When buying a travel cot, you’ll need to think about what will meet your particular needs and make travelling with your baby hassle-free. Here are some features to look out for:

  • Ease of use. Ask the retailer to give you a demonstration of how easy the cot is to assemble and collapse again before buying. Check the weight of the travel cot as well, as this will affect how easy it is for you to put it up and down, and get it back into its bag.
  • Carry-bag and wheels. A lightweight travel cot that comes with a carry-bag and wheels can make transporting, and positioning, a lot easier.
  • Bassinet. This fits across the top of the travel cot, providing a crib for your newborn to sleep in. This will suit your baby until she is about three months old, or around 6kg (13lb) in weight. A bassinet is higher up in the cot, making it easier to keep an eye on your baby. It’s also easier on your back, as you don’t have to bend so far when lifting your baby in and out of her cot.
  • Changing unit. Some cots come with a flip-over changing unit for easy diaper changing.
  • Machine-washable covers. Fabric covers that are removable and machine-washable can make keeping the travel cot clean much easier. If you intend to use the cot a lot, then this could be a high priority for you.
  • Mesh window. If at least one side is made from mesh, it will enable you to see in, and your baby to see out. A roll-down blind to cover the mesh when you want to make the cot darker is useful, too. It’s ideal if you are going to share a room with your baby while you are away.
  • Dual-purpose. Some travel cots are designed to double up as playpens. They have to be extra sturdy to fulfill this second role as a safe place for your baby to play. A travel cot playpen sometimes comes with a toy tidy, or detachable toy flaps, included in the price.
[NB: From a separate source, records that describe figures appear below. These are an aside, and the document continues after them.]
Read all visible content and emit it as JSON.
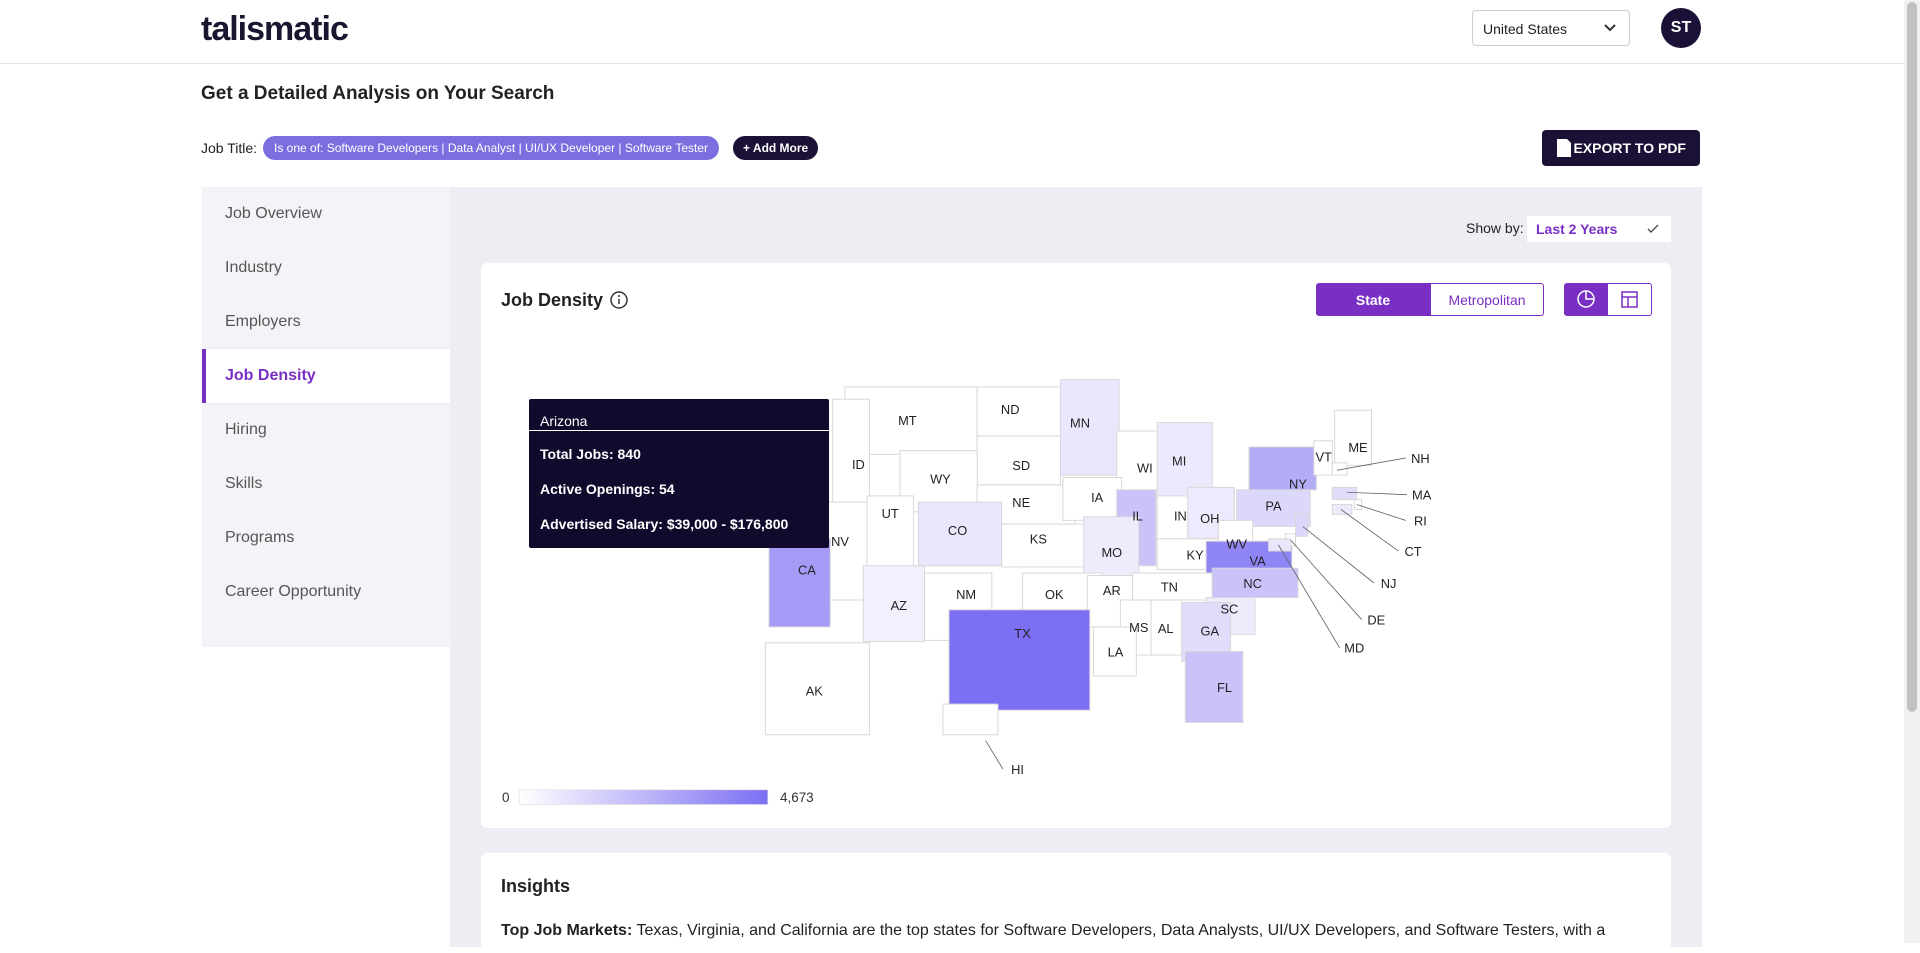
{
  "header": {
    "logo": "talismatic",
    "country": "United States",
    "avatar": "ST"
  },
  "page": {
    "title": "Get a Detailed Analysis on Your Search",
    "job_title_label": "Job Title:",
    "filter_chip": "Is one of: Software Developers | Data Analyst | UI/UX Developer | Software Tester",
    "add_more": "+ Add More",
    "export": "EXPORT TO PDF"
  },
  "sidebar": {
    "items": [
      "Job Overview",
      "Industry",
      "Employers",
      "Job Density",
      "Hiring",
      "Skills",
      "Programs",
      "Career Opportunity"
    ],
    "active": 3
  },
  "panel": {
    "show_by_label": "Show by:",
    "show_by_value": "Last 2 Years"
  },
  "job_density": {
    "title": "Job Density",
    "toggle": [
      "State",
      "Metropolitan"
    ],
    "active_toggle": 0,
    "states": [
      {
        "label": "MT",
        "color": "#ffffff"
      },
      {
        "label": "ND",
        "color": "#ffffff"
      },
      {
        "label": "MN",
        "color": "#e9e7fc"
      },
      {
        "label": "SD",
        "color": "#ffffff"
      },
      {
        "label": "WI",
        "color": "#ffffff"
      },
      {
        "label": "MI",
        "color": "#ebe9fc"
      },
      {
        "label": "ID",
        "color": "#ffffff"
      },
      {
        "label": "WY",
        "color": "#ffffff"
      },
      {
        "label": "NE",
        "color": "#ffffff"
      },
      {
        "label": "IA",
        "color": "#ffffff"
      },
      {
        "label": "IL",
        "color": "#c9c3f9"
      },
      {
        "label": "IN",
        "color": "#ffffff"
      },
      {
        "label": "OH",
        "color": "#eceafc"
      },
      {
        "label": "PA",
        "color": "#dcd8fb"
      },
      {
        "label": "NY",
        "color": "#b3acf7"
      },
      {
        "label": "VT",
        "color": "#ffffff"
      },
      {
        "label": "ME",
        "color": "#ffffff"
      },
      {
        "label": "UT",
        "color": "#ffffff"
      },
      {
        "label": "CO",
        "color": "#e9e7fc"
      },
      {
        "label": "KS",
        "color": "#ffffff"
      },
      {
        "label": "MO",
        "color": "#eeecfc"
      },
      {
        "label": "KY",
        "color": "#ffffff"
      },
      {
        "label": "WV",
        "color": "#ffffff"
      },
      {
        "label": "VA",
        "color": "#8f85f5"
      },
      {
        "label": "NV",
        "color": "#ffffff"
      },
      {
        "label": "CA",
        "color": "#a39bf6"
      },
      {
        "label": "AZ",
        "color": "#f1f0fd"
      },
      {
        "label": "NM",
        "color": "#ffffff"
      },
      {
        "label": "OK",
        "color": "#ffffff"
      },
      {
        "label": "AR",
        "color": "#ffffff"
      },
      {
        "label": "TN",
        "color": "#ffffff"
      },
      {
        "label": "NC",
        "color": "#c9c3f9"
      },
      {
        "label": "SC",
        "color": "#eeecfc"
      },
      {
        "label": "MS",
        "color": "#ffffff"
      },
      {
        "label": "AL",
        "color": "#ffffff"
      },
      {
        "label": "GA",
        "color": "#e0ddfb"
      },
      {
        "label": "TX",
        "color": "#7c6ff3"
      },
      {
        "label": "LA",
        "color": "#ffffff"
      },
      {
        "label": "FL",
        "color": "#c9c3f9"
      },
      {
        "label": "AK",
        "color": "#ffffff"
      },
      {
        "label": "HI",
        "color": "#ffffff"
      },
      {
        "label": "NH",
        "color": "#ffffff"
      },
      {
        "label": "MA",
        "color": "#e0ddfb"
      },
      {
        "label": "RI",
        "color": "#ffffff"
      },
      {
        "label": "CT",
        "color": "#eceafc"
      },
      {
        "label": "NJ",
        "color": "#dcd8fb"
      },
      {
        "label": "DE",
        "color": "#ffffff"
      },
      {
        "label": "MD",
        "color": "#e9e7fc"
      }
    ],
    "legend": {
      "min": 0,
      "max": {
        "value": 4673,
        "label": "4,673"
      },
      "low_color": "#ffffff",
      "high_color": "#7c6ff3"
    },
    "tooltip": {
      "state": "Arizona",
      "total_jobs": "Total Jobs: 840",
      "active_openings": "Active Openings: 54",
      "salary": "Advertised Salary: $39,000 - $176,800"
    }
  },
  "insights": {
    "title": "Insights",
    "lead": "Top Job Markets:",
    "text": "Texas, Virginia, and California are the top states for Software Developers, Data Analysts, UI/UX Developers, and Software Testers, with a"
  }
}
You can get the most out of your travel cot if you have room to use it at home as well as when you are away. Some parents use them for their baby’s daytime naps, so they get used to sleeping in it before they go away.

 

Remember to follow the guidelines for preventing sudden infant death syndrome  (SIDS), including:

  • Placing your baby to sleep on his back, with his feet at the foot of the cot.
  • If your baby is under one year old, never use a pillow, duvet, or cushion in the cot.
  • Don’t let your baby get too hot. Adjust the layers of bedclothes according to room temperature, and don’t put the cot next to a radiator, heater or fire, or in direct sunlight.